Upon hearing of the death of Osama bin Laden, the Rev. Ken Ehrman of Minnesota sent an email blast to members of his local church inviting them to come that evening to discuss how they felt about it.
Given such short notice, he had no idea how many might respond, but 20 people came. They discussed the ambivalence a lot of us are feeling at the awkward celebration of the death of another human, even one so infamous as bin Laden.
Beyond a remarkable testament to Rev. Ehrman’s pastoral leadership, I think his act also points to something I felt need of but was missing in my own reaction to this news–a way to process my feelings, to deal with great uneasiness.
There is something that says I should not be dancing and singing in the street in the face of loss of life. The whole of the Christian story is about renewed, redeemed and restored life.
Bin Laden’s actions and words were utterly evil. He was an instrument of death. He spoke for death. And this is an offense to all that is decent and good and uplifting. It stands in stark contrast to all that we hope for and believe we should pursue as people who follow one who said, “I am come that you may have life and may live abundantly.”
There are some who will contend that in killing bin Laden, redemption is completed. And others will make the case that vengeance is justified. Many will make a biblical case for it.
But there is that lingering, haunting passage of scripture in which Jesus tells Peter to keep his sword sheathed when the soldiers come for him. His way is not to exact vengeance nor to live by the sword. But to lead toward life.
What, then are we to make of our ambivalent feelings? And how do we come to grips with them?
I think Rev. Ehrman got it right. We come together as a community of faith. We pray. We share honestly and openly our humanity, our doubts, our fears, our frustrations, and we lay them before God. We ask for strength and wisdom. We seek to support each other. We seek understanding. And we seek to learn more about The Way, as the early Christian path was known.

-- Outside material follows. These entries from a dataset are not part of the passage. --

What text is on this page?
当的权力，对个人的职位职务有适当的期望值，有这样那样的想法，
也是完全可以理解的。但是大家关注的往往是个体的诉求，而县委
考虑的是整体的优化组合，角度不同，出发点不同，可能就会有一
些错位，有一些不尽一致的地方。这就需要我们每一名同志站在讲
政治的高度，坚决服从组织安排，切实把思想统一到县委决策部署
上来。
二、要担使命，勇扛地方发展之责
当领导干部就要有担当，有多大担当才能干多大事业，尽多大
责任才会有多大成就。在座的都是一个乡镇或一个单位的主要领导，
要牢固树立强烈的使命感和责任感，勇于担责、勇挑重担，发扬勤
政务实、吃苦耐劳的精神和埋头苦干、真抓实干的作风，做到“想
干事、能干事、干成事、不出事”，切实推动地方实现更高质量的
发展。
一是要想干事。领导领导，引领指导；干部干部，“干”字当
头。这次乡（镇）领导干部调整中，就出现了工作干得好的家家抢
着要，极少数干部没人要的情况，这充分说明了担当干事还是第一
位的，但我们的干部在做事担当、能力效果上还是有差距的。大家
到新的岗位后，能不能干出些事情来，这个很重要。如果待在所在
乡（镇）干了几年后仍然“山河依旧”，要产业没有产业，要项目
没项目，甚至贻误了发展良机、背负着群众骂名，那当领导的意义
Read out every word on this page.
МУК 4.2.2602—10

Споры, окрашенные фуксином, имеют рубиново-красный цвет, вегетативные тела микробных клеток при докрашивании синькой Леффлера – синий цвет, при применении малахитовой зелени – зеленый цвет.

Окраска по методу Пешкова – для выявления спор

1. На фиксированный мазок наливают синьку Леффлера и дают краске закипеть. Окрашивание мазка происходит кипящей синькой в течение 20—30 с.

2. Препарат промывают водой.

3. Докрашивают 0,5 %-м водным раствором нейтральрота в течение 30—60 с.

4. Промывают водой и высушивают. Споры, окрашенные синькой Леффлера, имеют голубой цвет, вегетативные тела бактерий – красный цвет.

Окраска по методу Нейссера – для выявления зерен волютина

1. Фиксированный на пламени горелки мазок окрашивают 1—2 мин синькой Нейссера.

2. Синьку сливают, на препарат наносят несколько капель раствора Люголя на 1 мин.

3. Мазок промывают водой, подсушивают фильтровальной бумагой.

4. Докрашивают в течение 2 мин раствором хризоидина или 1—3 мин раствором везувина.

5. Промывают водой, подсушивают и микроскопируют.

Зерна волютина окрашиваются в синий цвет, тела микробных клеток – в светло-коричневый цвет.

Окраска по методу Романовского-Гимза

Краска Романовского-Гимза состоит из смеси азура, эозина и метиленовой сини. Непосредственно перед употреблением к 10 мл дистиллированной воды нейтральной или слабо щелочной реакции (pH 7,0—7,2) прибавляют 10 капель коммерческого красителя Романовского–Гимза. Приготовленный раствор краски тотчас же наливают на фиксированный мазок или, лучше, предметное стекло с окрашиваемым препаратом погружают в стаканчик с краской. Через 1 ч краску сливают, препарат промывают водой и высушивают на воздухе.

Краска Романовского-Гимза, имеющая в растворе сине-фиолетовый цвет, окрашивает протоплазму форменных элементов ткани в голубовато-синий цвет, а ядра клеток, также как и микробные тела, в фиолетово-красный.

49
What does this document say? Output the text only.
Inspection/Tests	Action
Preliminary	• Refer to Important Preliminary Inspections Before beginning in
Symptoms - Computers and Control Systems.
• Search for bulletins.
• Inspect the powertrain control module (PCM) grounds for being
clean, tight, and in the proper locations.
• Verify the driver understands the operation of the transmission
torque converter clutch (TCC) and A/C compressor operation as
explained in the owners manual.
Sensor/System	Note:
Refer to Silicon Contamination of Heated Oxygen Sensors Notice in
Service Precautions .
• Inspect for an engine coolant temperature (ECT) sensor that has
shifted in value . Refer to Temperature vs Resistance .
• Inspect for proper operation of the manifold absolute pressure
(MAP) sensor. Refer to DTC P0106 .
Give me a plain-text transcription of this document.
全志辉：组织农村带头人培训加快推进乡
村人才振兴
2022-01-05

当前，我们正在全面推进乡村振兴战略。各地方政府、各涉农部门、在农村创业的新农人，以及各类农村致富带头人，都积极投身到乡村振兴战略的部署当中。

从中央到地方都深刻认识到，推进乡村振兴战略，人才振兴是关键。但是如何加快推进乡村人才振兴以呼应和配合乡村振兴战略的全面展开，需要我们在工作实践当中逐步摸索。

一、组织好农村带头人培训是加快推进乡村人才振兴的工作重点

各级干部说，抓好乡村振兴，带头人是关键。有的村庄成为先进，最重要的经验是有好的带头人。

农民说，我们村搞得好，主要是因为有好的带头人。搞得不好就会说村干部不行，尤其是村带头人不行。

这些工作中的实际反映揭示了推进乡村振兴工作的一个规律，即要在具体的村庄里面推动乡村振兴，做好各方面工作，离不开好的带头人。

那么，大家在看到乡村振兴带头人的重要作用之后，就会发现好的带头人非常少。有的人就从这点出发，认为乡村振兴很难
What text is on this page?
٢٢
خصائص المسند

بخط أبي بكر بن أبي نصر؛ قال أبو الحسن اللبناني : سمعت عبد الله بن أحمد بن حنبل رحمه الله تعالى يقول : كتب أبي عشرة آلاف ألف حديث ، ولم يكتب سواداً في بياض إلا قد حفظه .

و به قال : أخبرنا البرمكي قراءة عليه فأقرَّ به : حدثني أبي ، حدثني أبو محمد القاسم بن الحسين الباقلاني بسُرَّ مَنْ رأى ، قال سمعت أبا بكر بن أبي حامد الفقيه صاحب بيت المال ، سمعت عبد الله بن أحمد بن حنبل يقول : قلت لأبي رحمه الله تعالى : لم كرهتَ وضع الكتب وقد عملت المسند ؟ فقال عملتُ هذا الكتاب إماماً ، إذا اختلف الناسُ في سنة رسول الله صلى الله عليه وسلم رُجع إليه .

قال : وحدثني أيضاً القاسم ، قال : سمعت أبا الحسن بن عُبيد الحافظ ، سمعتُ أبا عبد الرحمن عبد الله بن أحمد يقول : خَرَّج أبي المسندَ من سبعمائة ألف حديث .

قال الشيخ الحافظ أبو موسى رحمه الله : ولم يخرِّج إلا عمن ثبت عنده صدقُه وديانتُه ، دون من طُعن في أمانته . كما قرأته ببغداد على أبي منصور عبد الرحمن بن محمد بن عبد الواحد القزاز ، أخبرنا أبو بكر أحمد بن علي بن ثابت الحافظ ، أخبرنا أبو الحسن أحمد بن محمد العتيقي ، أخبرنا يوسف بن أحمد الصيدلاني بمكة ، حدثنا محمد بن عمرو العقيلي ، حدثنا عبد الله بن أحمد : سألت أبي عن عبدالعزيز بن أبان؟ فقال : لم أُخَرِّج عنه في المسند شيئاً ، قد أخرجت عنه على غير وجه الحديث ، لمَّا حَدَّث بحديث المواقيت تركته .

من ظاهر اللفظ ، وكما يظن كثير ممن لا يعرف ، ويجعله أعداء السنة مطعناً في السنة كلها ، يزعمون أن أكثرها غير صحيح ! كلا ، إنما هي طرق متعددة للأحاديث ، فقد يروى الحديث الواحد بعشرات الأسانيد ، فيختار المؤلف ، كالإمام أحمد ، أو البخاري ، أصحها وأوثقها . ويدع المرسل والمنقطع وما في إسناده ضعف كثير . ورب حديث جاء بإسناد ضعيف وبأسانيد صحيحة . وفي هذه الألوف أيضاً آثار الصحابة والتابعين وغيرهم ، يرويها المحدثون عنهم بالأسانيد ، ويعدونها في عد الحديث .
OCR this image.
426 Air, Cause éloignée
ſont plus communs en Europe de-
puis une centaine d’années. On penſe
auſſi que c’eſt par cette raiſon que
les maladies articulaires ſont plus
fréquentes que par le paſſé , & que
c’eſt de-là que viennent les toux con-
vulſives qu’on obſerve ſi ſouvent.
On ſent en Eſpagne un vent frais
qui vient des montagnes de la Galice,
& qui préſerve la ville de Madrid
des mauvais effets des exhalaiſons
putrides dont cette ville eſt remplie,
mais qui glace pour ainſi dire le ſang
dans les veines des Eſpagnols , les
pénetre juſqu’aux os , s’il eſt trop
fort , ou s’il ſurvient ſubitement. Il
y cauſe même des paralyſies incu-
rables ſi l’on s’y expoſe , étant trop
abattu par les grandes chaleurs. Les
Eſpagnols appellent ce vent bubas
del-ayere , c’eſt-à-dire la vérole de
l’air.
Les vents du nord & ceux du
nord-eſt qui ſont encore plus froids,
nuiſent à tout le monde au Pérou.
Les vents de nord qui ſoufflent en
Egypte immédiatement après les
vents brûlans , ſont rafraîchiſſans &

I think a faithful response is reflective and prayerful. Humble. Life seeking. For we have within us the same passions and hubris that can lead us to take as well as give life. And this capacity should make us very humble and cautious of our driving emotions.
Above all, unlike bin Laden, I believe as followers of Jesus we must seek the leading causes of life, a phrase my friend Gary Gunderson has popularized, lest we behave with the same disregard for the sacredness of life that we so deeply and strongly reject.